Proofs are written in a natural-deduction notation that resembles the style of the informal proofs that scientists and engineers write in practice. Assumption scope is modeled by built-in syntax forms with custom semantics, based on the notion of assumption bases. 

Athena's conditional-rewriting subset enables users to write executable formal specifications of systems and to search for counterexamples automatically.

Athena ships fully integrated with industrial-strength reasoning systems: SAT solvers (such as CaDiCaL and MiniSat), SMT solvers (such as CVC4, Z3, and Yices),  automated theorem provers (ATPs) such as SPASS and Vampire, Prolog engines, and more. 

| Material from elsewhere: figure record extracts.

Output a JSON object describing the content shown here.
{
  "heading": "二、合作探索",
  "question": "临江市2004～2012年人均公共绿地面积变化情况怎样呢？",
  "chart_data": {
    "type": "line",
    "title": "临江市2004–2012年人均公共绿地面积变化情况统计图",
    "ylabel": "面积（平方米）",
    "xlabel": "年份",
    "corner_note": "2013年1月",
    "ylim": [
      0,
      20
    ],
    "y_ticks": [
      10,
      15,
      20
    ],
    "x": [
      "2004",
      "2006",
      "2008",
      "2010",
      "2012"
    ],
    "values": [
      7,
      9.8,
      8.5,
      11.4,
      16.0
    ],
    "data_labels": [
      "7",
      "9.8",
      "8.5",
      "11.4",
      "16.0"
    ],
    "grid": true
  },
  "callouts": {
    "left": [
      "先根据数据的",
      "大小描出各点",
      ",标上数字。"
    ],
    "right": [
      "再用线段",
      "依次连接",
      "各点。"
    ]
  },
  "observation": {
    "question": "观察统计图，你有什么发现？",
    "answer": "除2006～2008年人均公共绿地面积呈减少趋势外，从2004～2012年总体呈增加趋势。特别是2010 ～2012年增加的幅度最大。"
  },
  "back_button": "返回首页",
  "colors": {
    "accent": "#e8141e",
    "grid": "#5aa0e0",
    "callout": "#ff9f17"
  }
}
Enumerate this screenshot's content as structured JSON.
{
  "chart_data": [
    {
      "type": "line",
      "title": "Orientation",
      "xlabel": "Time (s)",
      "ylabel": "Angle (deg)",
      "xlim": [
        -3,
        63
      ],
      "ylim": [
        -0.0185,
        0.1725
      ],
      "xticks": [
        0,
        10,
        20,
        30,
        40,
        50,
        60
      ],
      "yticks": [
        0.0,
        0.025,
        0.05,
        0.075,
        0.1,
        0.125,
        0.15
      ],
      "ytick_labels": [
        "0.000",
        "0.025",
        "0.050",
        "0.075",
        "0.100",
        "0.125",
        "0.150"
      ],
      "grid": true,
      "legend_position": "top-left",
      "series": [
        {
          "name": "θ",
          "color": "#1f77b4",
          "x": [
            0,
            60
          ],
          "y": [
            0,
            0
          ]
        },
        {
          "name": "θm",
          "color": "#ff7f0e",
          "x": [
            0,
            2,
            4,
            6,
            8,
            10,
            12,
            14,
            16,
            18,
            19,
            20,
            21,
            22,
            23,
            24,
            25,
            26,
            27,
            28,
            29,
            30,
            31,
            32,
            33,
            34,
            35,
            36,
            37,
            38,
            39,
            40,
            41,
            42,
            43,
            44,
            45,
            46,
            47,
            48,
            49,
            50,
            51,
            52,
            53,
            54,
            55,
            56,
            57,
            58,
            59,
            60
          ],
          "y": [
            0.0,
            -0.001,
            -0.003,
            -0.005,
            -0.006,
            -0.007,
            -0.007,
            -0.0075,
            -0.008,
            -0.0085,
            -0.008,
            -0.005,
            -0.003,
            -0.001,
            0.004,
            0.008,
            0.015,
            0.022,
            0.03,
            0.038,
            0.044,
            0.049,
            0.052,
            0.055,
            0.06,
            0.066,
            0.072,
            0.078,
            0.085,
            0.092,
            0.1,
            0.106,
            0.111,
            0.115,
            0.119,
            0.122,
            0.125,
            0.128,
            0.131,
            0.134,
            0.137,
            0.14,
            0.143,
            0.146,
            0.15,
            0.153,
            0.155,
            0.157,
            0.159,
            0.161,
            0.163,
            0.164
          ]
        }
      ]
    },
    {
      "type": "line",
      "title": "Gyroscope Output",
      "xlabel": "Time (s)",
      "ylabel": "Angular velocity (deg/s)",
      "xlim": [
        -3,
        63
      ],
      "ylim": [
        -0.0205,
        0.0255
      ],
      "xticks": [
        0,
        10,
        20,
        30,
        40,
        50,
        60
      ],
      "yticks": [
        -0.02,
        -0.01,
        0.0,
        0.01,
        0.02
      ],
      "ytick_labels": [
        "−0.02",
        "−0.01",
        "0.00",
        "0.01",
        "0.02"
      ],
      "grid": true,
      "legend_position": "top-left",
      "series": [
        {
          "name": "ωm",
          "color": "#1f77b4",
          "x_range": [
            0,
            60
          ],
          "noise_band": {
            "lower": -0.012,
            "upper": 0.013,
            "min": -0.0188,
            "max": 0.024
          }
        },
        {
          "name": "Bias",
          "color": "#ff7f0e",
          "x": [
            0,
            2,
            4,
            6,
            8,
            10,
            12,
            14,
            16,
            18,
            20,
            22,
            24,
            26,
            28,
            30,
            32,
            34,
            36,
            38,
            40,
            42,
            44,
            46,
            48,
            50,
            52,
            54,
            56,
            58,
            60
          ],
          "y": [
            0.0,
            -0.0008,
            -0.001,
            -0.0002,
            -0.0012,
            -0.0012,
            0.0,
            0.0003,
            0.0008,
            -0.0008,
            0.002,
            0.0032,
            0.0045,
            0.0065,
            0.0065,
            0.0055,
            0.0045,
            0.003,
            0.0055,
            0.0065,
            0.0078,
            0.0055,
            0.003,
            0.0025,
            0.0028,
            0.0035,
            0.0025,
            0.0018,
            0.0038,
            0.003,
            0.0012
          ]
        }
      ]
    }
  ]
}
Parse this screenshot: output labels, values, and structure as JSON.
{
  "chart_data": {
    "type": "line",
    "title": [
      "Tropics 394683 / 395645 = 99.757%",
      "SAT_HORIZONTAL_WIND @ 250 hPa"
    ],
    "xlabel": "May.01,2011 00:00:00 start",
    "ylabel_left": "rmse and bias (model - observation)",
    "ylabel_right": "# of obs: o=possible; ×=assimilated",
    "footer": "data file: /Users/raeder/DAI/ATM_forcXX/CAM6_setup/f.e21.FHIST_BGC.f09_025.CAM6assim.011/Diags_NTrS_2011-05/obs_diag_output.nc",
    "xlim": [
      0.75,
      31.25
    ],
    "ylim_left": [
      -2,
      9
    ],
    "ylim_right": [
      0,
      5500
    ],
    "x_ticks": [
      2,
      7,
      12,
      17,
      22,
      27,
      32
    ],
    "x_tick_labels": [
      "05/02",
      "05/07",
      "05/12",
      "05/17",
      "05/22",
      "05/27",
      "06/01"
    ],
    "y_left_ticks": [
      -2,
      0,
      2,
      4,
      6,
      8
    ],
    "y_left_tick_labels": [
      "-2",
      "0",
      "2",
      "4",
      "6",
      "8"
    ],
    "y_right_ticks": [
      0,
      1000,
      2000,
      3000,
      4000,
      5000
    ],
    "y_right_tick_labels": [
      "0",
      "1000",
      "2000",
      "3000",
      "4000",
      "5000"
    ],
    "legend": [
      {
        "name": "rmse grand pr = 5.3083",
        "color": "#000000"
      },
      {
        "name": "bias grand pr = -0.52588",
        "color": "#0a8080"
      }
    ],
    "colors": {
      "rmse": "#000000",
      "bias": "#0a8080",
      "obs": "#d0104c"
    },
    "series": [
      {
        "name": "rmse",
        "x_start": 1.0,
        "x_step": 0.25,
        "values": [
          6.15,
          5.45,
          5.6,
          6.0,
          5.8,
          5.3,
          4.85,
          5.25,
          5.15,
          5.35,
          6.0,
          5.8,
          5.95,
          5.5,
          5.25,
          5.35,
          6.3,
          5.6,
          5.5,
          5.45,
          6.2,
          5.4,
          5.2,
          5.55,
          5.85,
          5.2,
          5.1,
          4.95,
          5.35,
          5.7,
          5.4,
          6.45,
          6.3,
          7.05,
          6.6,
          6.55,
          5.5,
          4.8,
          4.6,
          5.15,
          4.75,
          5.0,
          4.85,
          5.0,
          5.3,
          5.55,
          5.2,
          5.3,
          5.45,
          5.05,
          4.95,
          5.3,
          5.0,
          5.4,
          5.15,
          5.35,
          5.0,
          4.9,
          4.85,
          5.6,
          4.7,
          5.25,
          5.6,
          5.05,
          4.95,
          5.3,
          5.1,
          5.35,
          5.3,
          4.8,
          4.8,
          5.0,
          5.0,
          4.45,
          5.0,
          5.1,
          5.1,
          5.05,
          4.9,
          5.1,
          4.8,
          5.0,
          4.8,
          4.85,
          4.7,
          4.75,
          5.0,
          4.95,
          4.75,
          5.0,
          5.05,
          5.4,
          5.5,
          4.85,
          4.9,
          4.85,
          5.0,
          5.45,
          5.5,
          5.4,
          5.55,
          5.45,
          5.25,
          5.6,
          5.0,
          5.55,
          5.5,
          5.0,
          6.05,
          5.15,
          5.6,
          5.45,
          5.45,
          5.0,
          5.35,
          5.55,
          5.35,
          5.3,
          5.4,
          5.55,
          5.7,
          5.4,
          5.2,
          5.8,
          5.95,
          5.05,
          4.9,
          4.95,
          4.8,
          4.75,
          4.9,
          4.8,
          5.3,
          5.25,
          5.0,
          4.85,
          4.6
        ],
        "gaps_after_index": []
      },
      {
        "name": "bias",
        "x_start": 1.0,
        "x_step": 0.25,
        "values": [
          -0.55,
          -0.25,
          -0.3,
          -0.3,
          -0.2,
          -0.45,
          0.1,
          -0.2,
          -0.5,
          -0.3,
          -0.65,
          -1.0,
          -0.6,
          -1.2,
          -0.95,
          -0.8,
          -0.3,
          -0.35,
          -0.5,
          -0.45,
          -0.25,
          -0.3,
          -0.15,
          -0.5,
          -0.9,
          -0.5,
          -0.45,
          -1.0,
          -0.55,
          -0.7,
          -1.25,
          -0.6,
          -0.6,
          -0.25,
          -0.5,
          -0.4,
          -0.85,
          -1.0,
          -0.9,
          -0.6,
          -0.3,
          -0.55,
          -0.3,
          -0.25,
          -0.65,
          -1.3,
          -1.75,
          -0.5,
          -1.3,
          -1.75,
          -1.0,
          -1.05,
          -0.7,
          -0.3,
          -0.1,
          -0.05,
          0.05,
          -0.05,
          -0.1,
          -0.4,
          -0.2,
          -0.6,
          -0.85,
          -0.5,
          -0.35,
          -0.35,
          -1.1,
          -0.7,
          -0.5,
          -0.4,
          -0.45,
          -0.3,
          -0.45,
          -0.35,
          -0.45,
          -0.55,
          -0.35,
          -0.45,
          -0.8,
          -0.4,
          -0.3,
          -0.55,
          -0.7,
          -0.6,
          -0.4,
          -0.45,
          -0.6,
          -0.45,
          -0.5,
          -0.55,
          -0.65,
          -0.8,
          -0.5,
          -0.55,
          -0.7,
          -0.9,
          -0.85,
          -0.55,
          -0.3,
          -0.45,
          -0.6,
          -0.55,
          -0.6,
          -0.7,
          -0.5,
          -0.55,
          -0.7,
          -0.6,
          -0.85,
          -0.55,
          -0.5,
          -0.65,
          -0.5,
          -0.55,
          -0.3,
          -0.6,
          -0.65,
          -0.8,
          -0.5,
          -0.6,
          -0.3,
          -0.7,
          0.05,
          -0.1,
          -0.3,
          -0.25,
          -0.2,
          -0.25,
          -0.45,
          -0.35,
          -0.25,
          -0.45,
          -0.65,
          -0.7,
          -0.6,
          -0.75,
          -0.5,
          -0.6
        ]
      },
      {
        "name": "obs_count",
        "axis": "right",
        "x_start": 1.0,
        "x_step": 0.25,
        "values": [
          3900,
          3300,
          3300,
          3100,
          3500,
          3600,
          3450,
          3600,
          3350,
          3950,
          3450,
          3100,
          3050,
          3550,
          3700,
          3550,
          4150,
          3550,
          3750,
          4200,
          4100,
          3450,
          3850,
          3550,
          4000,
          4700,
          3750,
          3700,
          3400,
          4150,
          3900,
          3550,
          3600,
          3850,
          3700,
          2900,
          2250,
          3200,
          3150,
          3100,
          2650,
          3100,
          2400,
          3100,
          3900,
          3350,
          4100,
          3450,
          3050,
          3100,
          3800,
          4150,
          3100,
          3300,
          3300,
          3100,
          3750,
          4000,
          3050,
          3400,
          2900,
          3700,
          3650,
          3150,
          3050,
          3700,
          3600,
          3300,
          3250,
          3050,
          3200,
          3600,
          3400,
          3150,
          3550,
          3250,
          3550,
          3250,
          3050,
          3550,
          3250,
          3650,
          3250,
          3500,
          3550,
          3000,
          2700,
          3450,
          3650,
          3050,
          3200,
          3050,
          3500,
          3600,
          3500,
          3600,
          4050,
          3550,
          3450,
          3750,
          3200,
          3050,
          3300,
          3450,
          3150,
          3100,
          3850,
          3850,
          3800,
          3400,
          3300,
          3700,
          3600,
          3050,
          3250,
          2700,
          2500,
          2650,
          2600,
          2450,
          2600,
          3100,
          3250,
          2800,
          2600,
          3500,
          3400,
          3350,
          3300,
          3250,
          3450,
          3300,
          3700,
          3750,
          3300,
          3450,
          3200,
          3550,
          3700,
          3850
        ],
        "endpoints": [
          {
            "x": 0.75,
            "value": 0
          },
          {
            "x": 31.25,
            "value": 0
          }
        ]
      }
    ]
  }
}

Unlike many proof assistants, Athena does not require that custom proof tactics be developed in a second language. Deductions are first class citizens in Athena, making proof reuse and abstraction far more ergonomic.

Athena's module system makes it easy to organize large-scale proofs.

Athena offers the usual mechanisms for customizing syntax, such as operator overloading, custom precedence and associativity levels, and so on. But it goes beyond these with powerful new features, such as input expansions and output transformations, that can radically simplify notation.

Abstract proofs are akin to generic algorithms. Athena has a built-in implementation of abstract structures as collections of polymorphic operators and theories, as well as  theory refinement and evolution.  Abstract structures can be specialized to many different concrete structures through adaptation with operator mappings.